Vin volvió a ensombrecer el rostro.
      –Les agradecería que pasaran otro día. Tengo que continuar mi trabajo y ya les he dedicado demasiado tiempo hoy –dijo Vin.
      Tim asintió y le agradeció la profesionalidad e iniciativa mostrada con el tema de las setas del cadáver. Aquello podía ser la pista de una línea de investigación.
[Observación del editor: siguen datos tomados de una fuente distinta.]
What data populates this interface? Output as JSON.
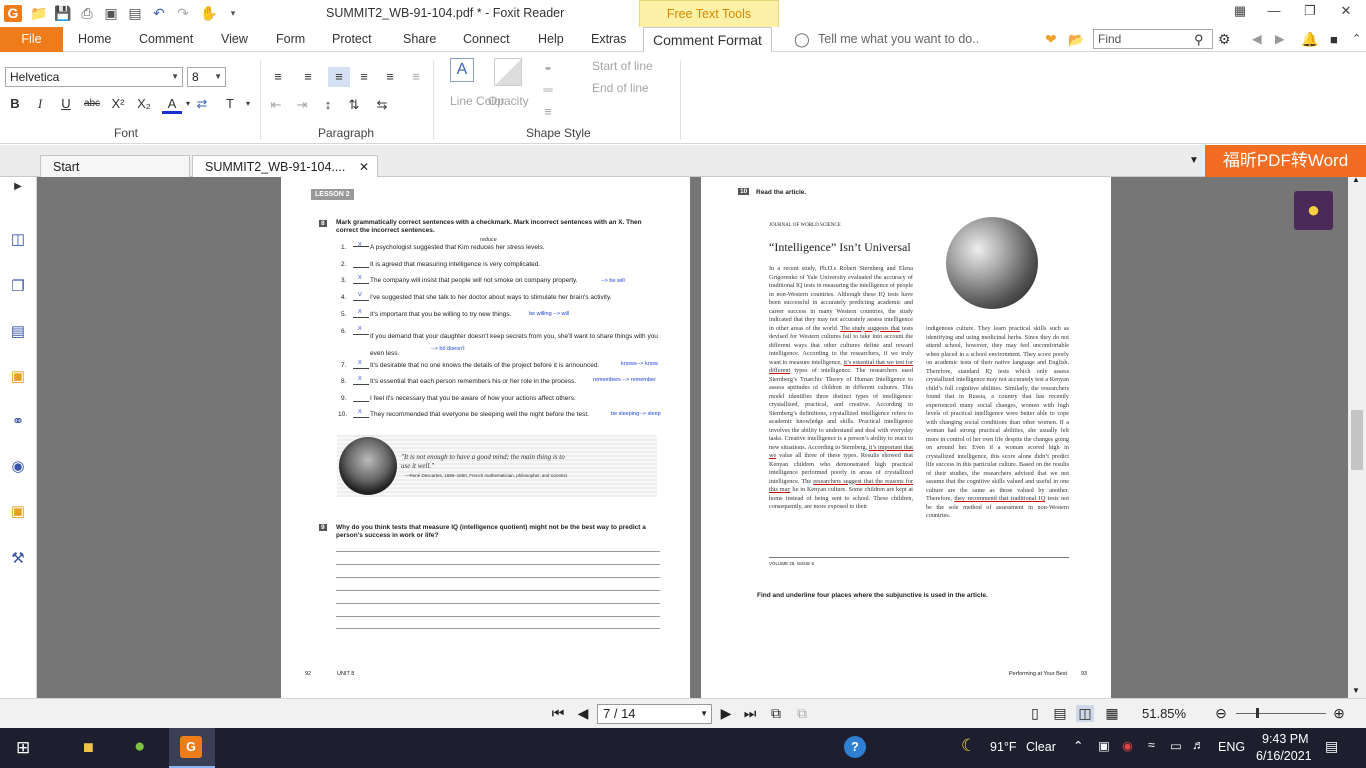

      –Necesitaría hablar con alguien de su compañía suministradora de setas. ¿Cuál es?
      –Le daré los datos, pero por favor, no mencione mis investigaciones. No creo que a esa gente le guste que hable con la policía. Deben buscar al señor Kim Pyanyong en Hanoi.
      Al subir al coche no pude contenerme:
      –Ese Bulgakov nos ha mentido.
      –¿Qué quieres decir? –me preguntó Tim con cara de sorpresa.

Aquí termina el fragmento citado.